# Winter Squirrel Hunting



## chuckwagon

Now that water fowl and deer hunting is over, I'm back to hunting squirrels. I'm having some trouble finding the little guys now that the wind and snow is kicking. I got one little red squirrel the other day, but he's the only one I saw all evening. I am hunting on an oak ridge and staying in my spots for about 20 - 25 minutes. Any tips for some winter squirrel hunting?


----------



## coyote_buster

what time of day was it, put a squirrell feeder up at your house and when there is squirrells eating it is time to go hunting


----------



## dfisher

Hi,
Squirrels are hard to get in the winter. Are you seeing a lot of tracks?

From my winter squirrel endeavors in Ohio, I found that the only come out for a short period in the winter and then it's back to the den tree. Generally they are an the ground too, as that is where all the mast is at this time.

I've found that, in Ohio, about mid morning is a good time to be in the winter woods. Seems like once the sun gets up and warms things up a bit, they venture out for some chow and play. Often this time of year you'll run into three or four of them chasing each other about on the ground or up and down trees.
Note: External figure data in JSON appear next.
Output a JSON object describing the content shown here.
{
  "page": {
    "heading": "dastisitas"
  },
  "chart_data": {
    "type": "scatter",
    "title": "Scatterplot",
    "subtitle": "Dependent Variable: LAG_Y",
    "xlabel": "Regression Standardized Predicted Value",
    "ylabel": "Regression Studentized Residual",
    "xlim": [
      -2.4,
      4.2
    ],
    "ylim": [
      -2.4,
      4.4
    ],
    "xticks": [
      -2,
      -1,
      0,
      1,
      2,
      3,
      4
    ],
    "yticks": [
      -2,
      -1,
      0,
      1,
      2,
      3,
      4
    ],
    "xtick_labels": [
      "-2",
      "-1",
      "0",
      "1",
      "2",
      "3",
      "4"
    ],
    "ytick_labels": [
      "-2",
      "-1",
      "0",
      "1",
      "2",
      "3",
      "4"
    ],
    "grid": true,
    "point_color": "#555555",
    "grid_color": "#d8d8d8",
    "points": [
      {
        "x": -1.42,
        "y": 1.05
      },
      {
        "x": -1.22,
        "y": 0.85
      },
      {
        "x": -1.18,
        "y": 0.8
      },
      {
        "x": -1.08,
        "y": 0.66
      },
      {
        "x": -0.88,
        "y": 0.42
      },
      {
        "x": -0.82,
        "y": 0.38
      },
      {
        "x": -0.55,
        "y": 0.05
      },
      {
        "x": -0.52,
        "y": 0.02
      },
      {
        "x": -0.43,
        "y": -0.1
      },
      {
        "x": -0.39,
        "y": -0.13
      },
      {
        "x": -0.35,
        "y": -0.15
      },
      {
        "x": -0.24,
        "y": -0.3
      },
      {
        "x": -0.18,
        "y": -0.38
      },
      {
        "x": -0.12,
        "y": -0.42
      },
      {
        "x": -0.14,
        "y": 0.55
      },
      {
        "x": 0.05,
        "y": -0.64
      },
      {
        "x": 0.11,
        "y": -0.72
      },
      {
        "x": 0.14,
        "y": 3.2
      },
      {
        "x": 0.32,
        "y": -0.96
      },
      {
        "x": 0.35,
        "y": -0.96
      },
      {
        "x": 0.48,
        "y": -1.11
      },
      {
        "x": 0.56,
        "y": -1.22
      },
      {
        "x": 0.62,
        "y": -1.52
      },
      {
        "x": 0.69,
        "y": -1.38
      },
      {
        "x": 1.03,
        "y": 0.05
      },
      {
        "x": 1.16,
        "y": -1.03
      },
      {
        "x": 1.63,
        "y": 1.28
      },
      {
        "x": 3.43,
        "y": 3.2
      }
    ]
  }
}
Look for them from halfway up a tree to the ground. They don't seem to venture into the treetops much at this time. Generally when one comes out of his hole, 99% of the time he's going to the ground

Of course, front days are good too. Often before a front arrives with snow or rain, they'll be out too, filling up for the storm.

Hope this helps,
Dan


----------



## chuckwagon

I was out in the eveining (from about 3:30 until 5:20). I went out this morning around 8:30 and only got one around 10:30 (boy is he a fat one!!) but that was all I saw until 12:00 when I left. Should I be sitting and waiting 20 or 30 minutes like inthe fall, or is stalking a better choice?


----------



## dfisher

Hi,
During all the squirrel hunting I done in the winter, I found a stand (a few tree's close together or a big tree) and waited. I tried to get in an area of the woods where I knew there were a lot of squirrels and also a lot of sign (tracks, diggings for mast, ect...) 
I think that when the leaves are gone it's are to move in the woods without the squirrels and other animals...blue jays, crows, ect...giving your position away. I played the waiting game and often bagged three or four in a mornings hunt.
Yea, they get pretty fat at this time of year. We have an old fox squirrel that comes out here on the driveway and eats cracked corn and sun flower seeds, and he's for sure got his winter coat on. Looks like he's two foot long and six inches around. :lol:

Good luck and Happy Holidays,
Dan


----------



## mnhunt1989

I have been squirrel hunting for 5 years now and the best time to go in the winter is a warmer than average day...on those cold days they will only come out for a few minutes in the day. I choose to enter the woods and find a decent spot to sit. Once i see a squirrel i slowly stalk it until it is in the bag... from then on i try to spot other squirrels and stalk them or find a spot nearby to sit and wait for another...most times the shot will get the curious little buggers to come in close for a look


----------



## dfisher

mnhunt1989 said:


> I have been squirrel hunting for 5 years now and the best time to go in the winter is a warmer than average day...on those cold days they will only come out for a few minutes in the day. I choose to enter the woods and find a decent spot to sit. Once i see a squirrel i slowly stalk it until it is in the bag... from then on i try to spot other squirrels and stalk them or find a spot nearby to sit and wait for another...most times the shot will get the curious little buggers to come in close for a look


There you go. perfect answer.
Good luck,
Dan


----------



## bmxfire37

yea here in ohio they are tricky... when i was in ga i took a bunch of them.... here i cant seam to find them.... they are all over my yard...but i want those to stay


----------



## mnhunt1989

yeah i know here in northeast minnesota we have all these tiny little pine squirrels and they are good for nothing


----------



## dfisher

bmxfire37 said:


> yea here in ohio they are tricky... when i was in ga i took a bunch of them.... here i cant seam to find them.... they are all over my yard...but i want those to stay


What kind you hunting in Ohio. I grew up in West Central hunting fox squirrels in small woodlots. They are fairly easy to get in the winter if you get in the woods at the right time and hang around a bit.
Good hunting,
Dan


----------



## bmxfire37

well red fox or grey... all ive seen at spring valley ( ceasers creek regon ) is greys and 1 red... even late fall its been hard
ive tried sitting and ive tried walking.... i went out 8 times and got off 1 shot... dident even hit the little loony thing... i wish i had a good pellet gun...my shotgun....i dont know


----------